Oh that place. It is terrible the people are disgusting. They smoke, drink and make noise like children. I left. I had no friends because of my face. The hostel is where I am but the hospital is the fruit they deny me. I am here for maybe a long time. I took the overdose and slit my wrists at university standing in front of the elite and they aided meً. I spit in their faces. They do not accept my face and I am segregated. Enough of this child play. London made me realise ... What is it to be homeless? I got their attention but people ate in another realm to me there. Death is peace for me and I hope my child can live a beautiful life like the normal people and inspire others like back in the pieta

jessed03
10-11-2013, 07:08 PM
What city are you in now? Where are your parents? You have anymore pics? I see guys way uglier than you daily who have gfs.

I think your mind has corrupted, not your face.

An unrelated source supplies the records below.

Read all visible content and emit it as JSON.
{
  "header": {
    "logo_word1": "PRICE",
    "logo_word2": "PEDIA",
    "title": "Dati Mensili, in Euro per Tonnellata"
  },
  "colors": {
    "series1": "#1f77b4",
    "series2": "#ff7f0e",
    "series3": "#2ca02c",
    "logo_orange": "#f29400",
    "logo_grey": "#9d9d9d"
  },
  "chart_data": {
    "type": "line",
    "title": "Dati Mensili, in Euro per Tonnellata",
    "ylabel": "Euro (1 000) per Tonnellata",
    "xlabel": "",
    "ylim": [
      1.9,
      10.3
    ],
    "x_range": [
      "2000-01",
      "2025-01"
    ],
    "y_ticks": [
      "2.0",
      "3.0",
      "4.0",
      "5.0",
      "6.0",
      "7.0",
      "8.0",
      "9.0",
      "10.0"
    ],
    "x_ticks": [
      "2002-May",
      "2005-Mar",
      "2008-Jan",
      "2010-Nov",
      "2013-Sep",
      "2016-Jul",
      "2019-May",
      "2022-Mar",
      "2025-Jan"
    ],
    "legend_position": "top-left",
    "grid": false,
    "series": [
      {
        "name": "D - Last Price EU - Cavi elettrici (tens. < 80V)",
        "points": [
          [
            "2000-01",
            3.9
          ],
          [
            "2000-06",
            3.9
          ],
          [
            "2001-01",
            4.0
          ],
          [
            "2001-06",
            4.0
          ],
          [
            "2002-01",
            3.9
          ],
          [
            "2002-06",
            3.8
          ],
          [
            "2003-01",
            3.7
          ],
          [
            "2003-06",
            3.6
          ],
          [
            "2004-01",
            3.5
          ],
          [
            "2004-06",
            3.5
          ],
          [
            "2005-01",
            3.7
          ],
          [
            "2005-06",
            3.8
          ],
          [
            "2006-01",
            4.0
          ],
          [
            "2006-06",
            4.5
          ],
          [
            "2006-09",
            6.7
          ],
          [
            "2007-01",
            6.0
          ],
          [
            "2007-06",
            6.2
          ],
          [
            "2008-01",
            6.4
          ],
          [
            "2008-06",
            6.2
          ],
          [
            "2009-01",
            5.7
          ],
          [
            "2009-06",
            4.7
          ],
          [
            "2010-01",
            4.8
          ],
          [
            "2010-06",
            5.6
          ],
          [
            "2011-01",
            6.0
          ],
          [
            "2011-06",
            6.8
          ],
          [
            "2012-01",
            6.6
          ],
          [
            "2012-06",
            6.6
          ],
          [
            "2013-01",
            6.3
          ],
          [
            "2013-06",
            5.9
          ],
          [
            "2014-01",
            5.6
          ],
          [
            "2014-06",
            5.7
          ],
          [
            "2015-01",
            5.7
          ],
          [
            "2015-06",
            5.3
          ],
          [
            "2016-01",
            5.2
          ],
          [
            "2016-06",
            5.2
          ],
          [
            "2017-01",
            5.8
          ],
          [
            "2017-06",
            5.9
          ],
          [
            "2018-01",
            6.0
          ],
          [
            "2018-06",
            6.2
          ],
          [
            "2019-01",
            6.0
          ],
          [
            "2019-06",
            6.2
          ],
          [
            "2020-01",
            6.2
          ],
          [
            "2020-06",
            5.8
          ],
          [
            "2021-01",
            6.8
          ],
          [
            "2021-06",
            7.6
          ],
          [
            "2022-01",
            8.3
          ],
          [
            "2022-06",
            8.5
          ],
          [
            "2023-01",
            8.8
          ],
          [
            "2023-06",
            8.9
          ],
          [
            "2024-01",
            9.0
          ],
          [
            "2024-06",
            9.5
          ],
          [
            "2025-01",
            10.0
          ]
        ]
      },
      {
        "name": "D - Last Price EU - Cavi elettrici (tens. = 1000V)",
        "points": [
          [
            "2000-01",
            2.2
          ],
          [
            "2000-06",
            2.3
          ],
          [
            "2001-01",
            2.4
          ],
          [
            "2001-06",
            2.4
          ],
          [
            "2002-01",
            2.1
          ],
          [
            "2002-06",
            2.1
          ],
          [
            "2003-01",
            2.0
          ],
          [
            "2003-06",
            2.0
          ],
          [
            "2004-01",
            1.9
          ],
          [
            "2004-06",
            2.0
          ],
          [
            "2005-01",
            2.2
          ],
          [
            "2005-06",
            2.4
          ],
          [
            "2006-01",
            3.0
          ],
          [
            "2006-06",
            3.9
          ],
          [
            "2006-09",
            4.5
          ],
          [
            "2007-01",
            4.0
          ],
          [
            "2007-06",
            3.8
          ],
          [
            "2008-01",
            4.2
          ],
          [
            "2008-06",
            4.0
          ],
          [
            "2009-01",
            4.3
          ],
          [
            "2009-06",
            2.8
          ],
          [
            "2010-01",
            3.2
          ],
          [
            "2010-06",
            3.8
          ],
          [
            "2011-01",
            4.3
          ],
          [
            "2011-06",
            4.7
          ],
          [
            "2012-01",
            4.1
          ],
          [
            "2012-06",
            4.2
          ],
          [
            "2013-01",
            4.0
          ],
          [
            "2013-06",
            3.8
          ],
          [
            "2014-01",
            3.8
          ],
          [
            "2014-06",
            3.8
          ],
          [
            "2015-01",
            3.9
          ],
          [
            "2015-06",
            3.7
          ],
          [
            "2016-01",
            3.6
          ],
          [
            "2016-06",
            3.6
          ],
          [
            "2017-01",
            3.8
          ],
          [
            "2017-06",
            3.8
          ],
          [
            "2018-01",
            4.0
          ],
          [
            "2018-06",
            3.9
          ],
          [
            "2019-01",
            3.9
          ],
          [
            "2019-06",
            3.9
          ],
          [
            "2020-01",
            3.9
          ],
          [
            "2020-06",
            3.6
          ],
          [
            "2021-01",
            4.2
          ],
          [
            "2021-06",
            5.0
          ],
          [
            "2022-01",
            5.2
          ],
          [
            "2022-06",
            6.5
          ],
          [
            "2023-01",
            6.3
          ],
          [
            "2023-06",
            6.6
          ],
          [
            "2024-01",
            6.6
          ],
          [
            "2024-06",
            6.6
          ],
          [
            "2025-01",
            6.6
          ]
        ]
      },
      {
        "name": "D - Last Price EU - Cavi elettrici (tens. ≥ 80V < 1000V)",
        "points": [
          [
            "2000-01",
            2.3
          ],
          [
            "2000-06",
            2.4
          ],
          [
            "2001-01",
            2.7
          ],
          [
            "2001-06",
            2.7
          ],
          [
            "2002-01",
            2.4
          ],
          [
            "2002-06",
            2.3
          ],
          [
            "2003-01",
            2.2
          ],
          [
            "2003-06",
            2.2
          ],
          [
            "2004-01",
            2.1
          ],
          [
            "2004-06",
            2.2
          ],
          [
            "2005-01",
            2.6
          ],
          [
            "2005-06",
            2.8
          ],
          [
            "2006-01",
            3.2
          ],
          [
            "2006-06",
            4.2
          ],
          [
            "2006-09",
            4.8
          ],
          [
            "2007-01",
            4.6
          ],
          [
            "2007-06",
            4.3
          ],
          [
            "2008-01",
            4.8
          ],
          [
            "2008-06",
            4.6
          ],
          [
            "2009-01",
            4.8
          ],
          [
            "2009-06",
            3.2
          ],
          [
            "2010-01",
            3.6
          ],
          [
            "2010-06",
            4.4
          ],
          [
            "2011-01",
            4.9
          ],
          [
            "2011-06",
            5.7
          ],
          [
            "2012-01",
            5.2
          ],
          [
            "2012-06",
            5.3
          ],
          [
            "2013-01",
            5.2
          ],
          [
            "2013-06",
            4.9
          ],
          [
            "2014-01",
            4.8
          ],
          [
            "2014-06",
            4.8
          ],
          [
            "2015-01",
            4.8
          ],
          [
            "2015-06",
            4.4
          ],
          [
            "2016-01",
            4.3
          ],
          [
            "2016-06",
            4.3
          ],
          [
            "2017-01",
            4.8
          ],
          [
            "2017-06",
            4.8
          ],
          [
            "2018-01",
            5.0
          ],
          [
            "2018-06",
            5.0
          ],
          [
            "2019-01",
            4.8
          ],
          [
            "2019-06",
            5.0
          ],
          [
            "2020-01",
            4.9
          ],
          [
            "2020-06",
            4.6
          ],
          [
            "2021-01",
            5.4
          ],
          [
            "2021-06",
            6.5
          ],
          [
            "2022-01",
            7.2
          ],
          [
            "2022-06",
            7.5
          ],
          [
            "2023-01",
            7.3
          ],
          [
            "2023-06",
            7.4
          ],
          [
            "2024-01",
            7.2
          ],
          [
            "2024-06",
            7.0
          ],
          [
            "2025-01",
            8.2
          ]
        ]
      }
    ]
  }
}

P.s. Yeah, London isnt the nicest place to live

Justin J
10-11-2013, 07:33 PM
What city are you in now? Where are your parents? You have anymore pics? I see guys way uglier than you daily who have gfs.

I think your mind has corrupted, not your face.

P.s. Yeah, London isnt the nicest place to live

Enough talk about my face for you do not understand as others do. I want to befriend attractive people but they deny me teasing me with their pretty faces, whoever I go they mock me and torment me with their beauty. They don't see the possibilities at all. The dr father is inebriated somewhere I can't tell you where. My mother does not exist. Where is she? Mother where are you? You know, out for a long time but she doesn't know and she loves me but I reciprocated. She isnt attuned to my problems nor does she need to be. She has escaped from me and after so much time it was necessary. I am lost in a chasm of diversity, you know a lot of possibilities but they are all still people. Why do they see me as a threat? I am
A life binder and caring soul no harm at all but they reject me and I am compelled to prove them wrong through a child I shall have with an attractive woman. Idiots folly.
I am in London of course

blondieqtpie
10-11-2013, 11:11 PM
A baby with anyone?? What?? You should have a baby first when you are more stable, and with someone you love if possible. And you sound like you have a lot going on in your head. I really think you Should seek professional help ASAP.

Perses
10-12-2013, 06:36 AM
What kind of hostel are you in? Are there doctors there that can help you? If not, then I do think you should go to an emergency walk-in psychiatric hospital or clinic. You'll get help there, and they will not look down on you.